Blackfoot shirts make a return to Blackfoot Country

Article Origin

Author

By Roy Pogorzelski, Sweetgrass Writer, LETHBRIDGE

Volume

17

Issue

8

Year

2010

An “important link with Blackfoot history and culture” has made the trip from the United Kingdom to Lethbridge.
Five Blackfoot shirts will be on display at the Galt Museum and Archives, in Lethbridge, from now until the end of August.

The exhibit, entitled “Kaahsinnooniksi Aotoksisawooyawa: Our Ancestors Have Come to Visit,” showcases the hide hair shirts, decorated with porcupine quills, paint and human hair. Three of the shirts are also sacred items linked to ceremony, war and spiritual power.

“The government policy of assimilation has affected our people and that has lead to a loss of culture. These shirts are very important in the healing process and understanding of our culture. These shirts are a reminder of what we can be. When they were made they were made very well and with the spirit of our culture,” said Blackfoot Elder Narcisse Blood.

In 1841, the Blackfoot people presented the shirts as gifts to Sir George Simpson, governor of the Hudson Bay Company, during his visit to Fort Edmonton. Eventually, Simpson’s secretary Edward Hopkins took them to Montreal, when he retired in 1870. Hopkins moved to England and upon his passing in 1889, the family donated the shirts to the Pitt Rivers Museum at Oxford University.

It’s been an incredible journey bringing the shirts home to be displayed.

The initial request by Blackfoot advisors to return the shirts was made to the Pitt Rivers Museum. With financial assistance from the Arts and Humanities Research Council and the universities of Oxford and Aberdeen, they were eventually able to bring them first to the Glenbow Museum in Calgary and now to the Galt Museum.

“The shirts are an important link with Blackfoot culture and history, to a time when Blackfoot people were in control of their territory,” said Dr. Laura Peers, curator with the Pitt Rivers Museum.

 At each museum, handling sessions were held with Blackfoot people before the shirts were put on display. Blackfoot Elders assisted in the cultural interpretation of the shirts for the exhibit.

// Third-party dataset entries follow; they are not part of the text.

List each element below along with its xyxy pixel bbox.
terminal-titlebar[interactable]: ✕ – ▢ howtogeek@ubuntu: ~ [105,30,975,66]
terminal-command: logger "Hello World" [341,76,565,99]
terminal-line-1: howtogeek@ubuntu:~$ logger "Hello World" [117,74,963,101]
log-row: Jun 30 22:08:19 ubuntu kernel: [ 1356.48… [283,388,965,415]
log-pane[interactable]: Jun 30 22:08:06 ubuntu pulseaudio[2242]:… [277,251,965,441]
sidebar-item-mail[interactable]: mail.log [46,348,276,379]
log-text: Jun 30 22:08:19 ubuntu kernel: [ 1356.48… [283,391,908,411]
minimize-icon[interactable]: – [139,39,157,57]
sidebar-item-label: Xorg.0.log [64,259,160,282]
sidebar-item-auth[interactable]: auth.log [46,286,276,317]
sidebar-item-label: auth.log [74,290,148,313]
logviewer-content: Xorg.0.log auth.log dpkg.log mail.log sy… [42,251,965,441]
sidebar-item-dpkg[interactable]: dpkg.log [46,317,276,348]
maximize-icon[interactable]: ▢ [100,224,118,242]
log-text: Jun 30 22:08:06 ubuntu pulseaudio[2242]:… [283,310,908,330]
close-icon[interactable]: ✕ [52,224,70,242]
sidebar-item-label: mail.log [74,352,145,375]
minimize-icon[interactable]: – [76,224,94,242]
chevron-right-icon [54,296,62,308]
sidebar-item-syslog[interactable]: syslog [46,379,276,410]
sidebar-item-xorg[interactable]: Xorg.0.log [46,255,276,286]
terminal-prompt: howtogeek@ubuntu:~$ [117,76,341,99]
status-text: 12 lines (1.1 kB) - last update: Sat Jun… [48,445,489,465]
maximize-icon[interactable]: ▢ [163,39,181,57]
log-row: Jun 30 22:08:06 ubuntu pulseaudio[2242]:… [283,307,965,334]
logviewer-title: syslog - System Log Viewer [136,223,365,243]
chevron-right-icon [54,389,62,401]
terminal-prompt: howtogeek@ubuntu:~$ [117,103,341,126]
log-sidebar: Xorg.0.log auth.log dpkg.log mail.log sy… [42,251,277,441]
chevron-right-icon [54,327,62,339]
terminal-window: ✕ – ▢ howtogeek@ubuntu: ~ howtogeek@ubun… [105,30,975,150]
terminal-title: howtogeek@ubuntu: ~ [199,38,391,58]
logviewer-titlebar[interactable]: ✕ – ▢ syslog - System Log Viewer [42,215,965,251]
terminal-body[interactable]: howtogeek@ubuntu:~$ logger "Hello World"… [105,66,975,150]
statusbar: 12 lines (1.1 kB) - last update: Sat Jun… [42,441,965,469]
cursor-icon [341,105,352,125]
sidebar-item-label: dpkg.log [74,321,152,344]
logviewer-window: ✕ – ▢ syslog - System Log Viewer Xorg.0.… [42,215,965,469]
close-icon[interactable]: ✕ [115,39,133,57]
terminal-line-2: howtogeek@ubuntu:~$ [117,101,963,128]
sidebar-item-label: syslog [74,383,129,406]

“Blackfoot ceremonialists, Elders and artists have guided the process in planning the project,” said Peers.

The response to the shirts has been amazing and emotional by members of the Blackfoot communities. The shirts have brought back many stories in the Elders and this information has been shared. The community is learning an enormous amount from these shirts, which has had a huge benefit culturally.

“The shirts being here is important as a way to repatriate these Blackfoot shirts,” said Blood.

“Kaahsinnooniksi Aotoksisawooyawa: Our Ancestors Have Come to Visit” is a result of an international partnership between the four Blackfoot communities, Pitt Rivers Museum at University of Oxford, University of Aberdeen, Glenbow Museum and the Galt Museum and Archives.